人間はいつだって主観的にものを見る。自分たちに都合の悪い存在を『絶対的な悪』と決めつけるというのは、不思議でもなんでもないことだ。
「だけど天魔が人類に害を及ぼしているのは間違いない話だろう。天魔の頂点に立つ天魔王を人類が敵視するのは当然じゃないのか?」
「天魔王が健在の時代、知性を持った上位の天魔はむやみに人間へ手を出していないはずです。天魔王はそのようなことをお許しになりませぬゆえ。確かに手段が強引だったのは間違いありませぬが、あくまでもその目的は支配。人間が勝手な事をして世界の均衡を崩さぬよう監視下に置くためのものです。

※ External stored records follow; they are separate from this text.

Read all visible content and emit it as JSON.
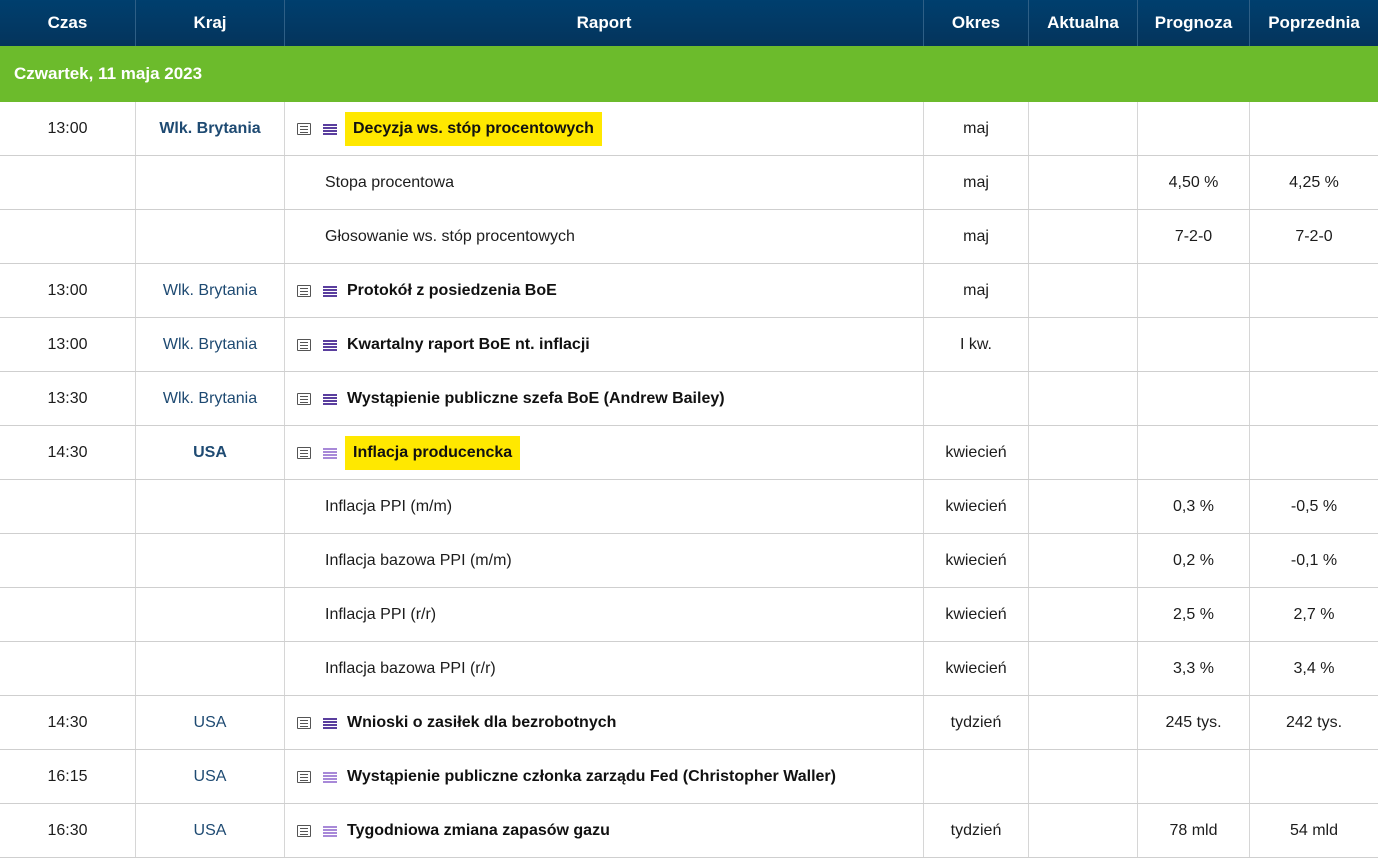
{
  "headers": {
    "time": "Czas",
    "country": "Kraj",
    "report": "Raport",
    "period": "Okres",
    "actual": "Aktualna",
    "forecast": "Prognoza",
    "previous": "Poprzednia"
  },
  "day": "Czwartek, 11 maja 2023",
  "rows": [
    {
      "time": "13:00",
      "country": "Wlk. Brytania",
      "report": "Decyzja ws. stóp procentowych",
      "period": "maj",
      "actual": "",
      "forecast": "",
      "previous": ""
    },
    {
      "time": "",
      "country": "",
      "report": "Stopa procentowa",
      "period": "maj",
      "actual": "",
      "forecast": "4,50 %",
      "previous": "4,25 %"
    },
    {
      "time": "",
      "country": "",
      "report": "Głosowanie ws. stóp procentowych",
      "period": "maj",
      "actual": "",
      "forecast": "7-2-0",
      "previous": "7-2-0"
    },
    {
      "time": "13:00",
      "country": "Wlk. Brytania",
      "report": "Protokół z posiedzenia BoE",
      "period": "maj",
      "actual": "",
      "forecast": "",
      "previous": ""
    },
    {
      "time": "13:00",
      "country": "Wlk. Brytania",
      "report": "Kwartalny raport BoE nt. inflacji",
      "period": "I kw.",
      "actual": "",
      "forecast": "",
      "previous": ""
    },
    {
      "time": "13:30",
      "country": "Wlk. Brytania",
      "report": "Wystąpienie publiczne szefa BoE (Andrew Bailey)",
      "period": "",
      "actual": "",
      "forecast": "",
      "previous": ""
    },
    {
      "time": "14:30",
      "country": "USA",
      "report": "Inflacja producencka",
      "period": "kwiecień",
      "actual": "",
      "forecast": "",
      "previous": ""
    },
    {
      "time": "",
      "country": "",
      "report": "Inflacja PPI (m/m)",
      "period": "kwiecień",
      "actual": "",
      "forecast": "0,3 %",
      "previous": "-0,5 %"
    },
    {
      "time": "",
      "country": "",
      "report": "Inflacja bazowa PPI (m/m)",
      "period": "kwiecień",
      "actual": "",
      "forecast": "0,2 %",
      "previous": "-0,1 %"
    },
    {
      "time": "",
      "country": "",
      "report": "Inflacja PPI (r/r)",
      "period": "kwiecień",
      "actual": "",
      "forecast": "2,5 %",
      "previous": "2,7 %"
    },
    {
      "time": "",
      "country": "",
      "report": "Inflacja bazowa PPI (r/r)",
      "period": "kwiecień",
      "actual": "",
      "forecast": "3,3 %",
      "previous": "3,4 %"
    },
    {
      "time": "14:30",
      "country": "USA",
      "report": "Wnioski o zasiłek dla bezrobotnych",
      "period": "tydzień",
      "actual": "",
      "forecast": "245 tys.",
      "previous": "242 tys."
    },
    {
      "time": "16:15",
      "country": "USA",
      "report": "Wystąpienie publiczne członka zarządu Fed (Christopher Waller)",
      "period": "",
      "actual": "",
      "forecast": "",
      "previous": ""
    },
    {
      "time": "16:30",
      "country": "USA",
      "report": "Tygodniowa zmiana zapasów gazu",
      "period": "tydzień",
      "actual": "",
      "forecast": "78 mld",
      "previous": "54 mld"
    }
  ],
  "colors": {
    "header_bg": "#04345c",
    "day_bg": "#6cbb2c",
    "highlight": "#ffe800",
    "country_text": "#1e4a72",
    "importance_high": "#5a3e9e",
    "importance_mid": "#a889d8"
  },
  "icons": {
    "detail": "document-list-icon",
    "importance": "importance-bars-icon"
  }
}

天魔が人間へ容赦なく牙をむくようになったのは天魔王亡き後だということを、人間は気付いてすらいないのでしょうが」
言葉にすれば皮肉にしか聞こえないが、クオンは表情を変えるわけでもなく淡々とそう言い放った。
「ご存知の通り、天魔王と呼ばれていた管理者は人間によって討ち取られました。世界は管理者を失い、この先は滅びへの道を突き進むばかりでしょう。しかし管理者は身共や人間のような儚き生き物とは違い、その魂は肉体が滅んだとしても霧散することはございませぬ。管理者という強靱な肉体は失っても、その魂だけは新たな生を得ました。それが上様です。天魔王――いえ、我が敬愛する主、ヴァルナ様」
「はあっ!?」
何を言っているんだこの女は!? 僕が天魔王!? 冗談にしても質が悪い!
僕がすっとんきょうな声を上げたタイミングで、部屋の外から人の足跡が聞こえてきた。廊下を歩いているであろうその人物はこちらへと近づいて、僕の部屋の前で止まった。
ノックもなくガチャリとドアが開かれる。
あ、まずい。
どうしよう。この状況をどう説明すれば……?
焦った僕の前からクオンの姿が一瞬にして消えた。
「え?」
まるで最初から誰もいなかったかのように、先ほどまでクオンが跪いていた床面が見える。
なんだ? 何をした?
「お兄ちゃん、おはよう! …………あれ? もう起きてたの?」
僕の動揺など知るわけもなく、当たり前のように部屋へ侵入してきたサーラが意外そうな顔をした。
「サーラ。何度も言うけど入る前にノックはしようね」
「なんかお兄ちゃんじゃない匂いがする」
僕の苦言をスルーしてサーラが部屋の中を見回した。
こら、くんかくんかと匂いを嗅いで回るんじゃない。犬じゃないんだから。
「……女の人の匂い。それも相当な美人」
何やら確信めいた口調で言い切ったサーラが僕にジト目を向けてきた。
いや、性別はともかくとして、どうして匂いだけで美人だと断言できるんだよ。時々僕はサーラのことがよくわからなくなる。普通じゃないということは嫌というほど知っているけど、この妹は時々僕の想像を斜め上に突っ走ってくれるのが困ったものである。
「誰?」
「今起きたばかりの僕にそんな事言われてもわかるわけないだろ。それより昨日酒場からの記憶がないんだけど、なんで僕は自分の部屋で寝てたんだ?」
「お兄ちゃん途中でお酒飲んで寝ちゃったんだけど、憶えてないの?」
「お酒? ああ……あれは酔ってたのか……」
それでようやく納得した。酒場で妙に良い気分になったのもお酒のせいか。
サーラが言うにはテミスともうひとり男の戦士に手伝ってもらって僕を部屋まで連れてきてくれたらしい。テミスたちには迷惑かけちゃったな。あとでお礼言っておかないと。